Films from Argentina and Cuba at Museum of the Moving Image's First Look 2016

The Museum of the Moving Image will premiere three Latin American films as part of its 2016 edition of its First Look Festival, with the attendance of the filmmakers, and co-presented by Cinema Tropical. The films representing Latin America at this year’s selection are Jonathan Perel’s Toponymy / Toponimia (pictured left) from Argentina, Carlos M. Quintela’s La obra del siglo / The Project of the Century and Léa Rinaldi’s Esto es lo que hay / This Is What It Is, both from Cuba.
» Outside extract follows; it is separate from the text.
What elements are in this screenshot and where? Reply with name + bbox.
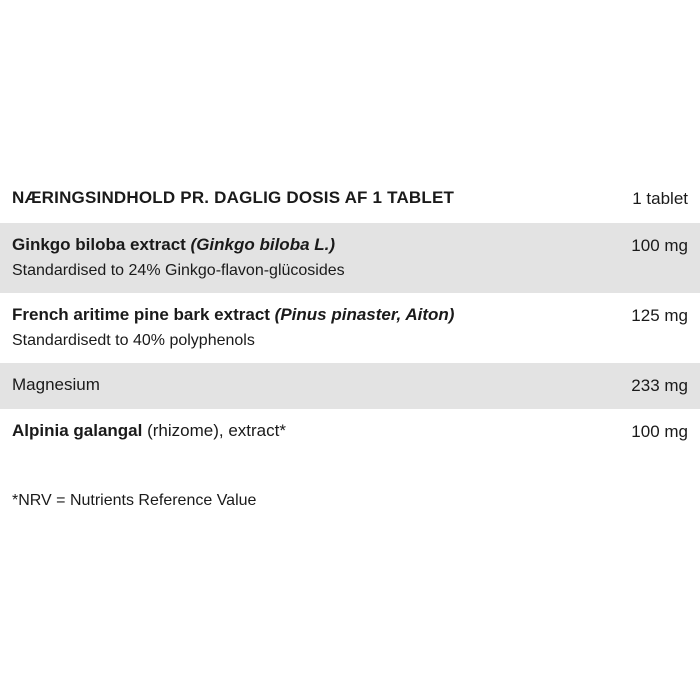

In 1974, shortly after Juan Peron’s return to power, the misleadingly named “Operation Independence” went into effect, resulting in the creation of rigidly designed villages in northern Argentina arranged to thwart guerilla resistance. In Perel’s masterful structuralist study Toponymy, made with no narration or dialogue, Jonathan Perel reveals the sinister politics behind the plan. “An elaborate memory puzzle whose dry, enigmatic humor would surely have tickled Perel's illustrious countryman Jose Luis Borges.” (Neil Young, The Hollywood Reporter).

Quintela’s The Project of the Century (pictured right) is set in the provincial Cuban town of Juragua, the planned home of a Soviet-backed nuclear plant, that is now a ghost town with near-empty high-rise buildings. With starkly beautiful black-and-white compositions, a darkly comic family drama unfolds, intercut with archival TV footage celebrating the promise of the Communist era.

Rinaldi’s This Is What It Is is a vibrant film about Cuba’s leading hip-hop band, Los Aldeanos, captures the country’s complexity and contradictions. This is a rare music documentary that goes beyond its enthralling performances to take a close, candid look at the realities of daily life. Rinaldi’s vision, like the music she captures, is at once political and poetic.

The 2016 edition of First Look will take place January 8-24 in New York City.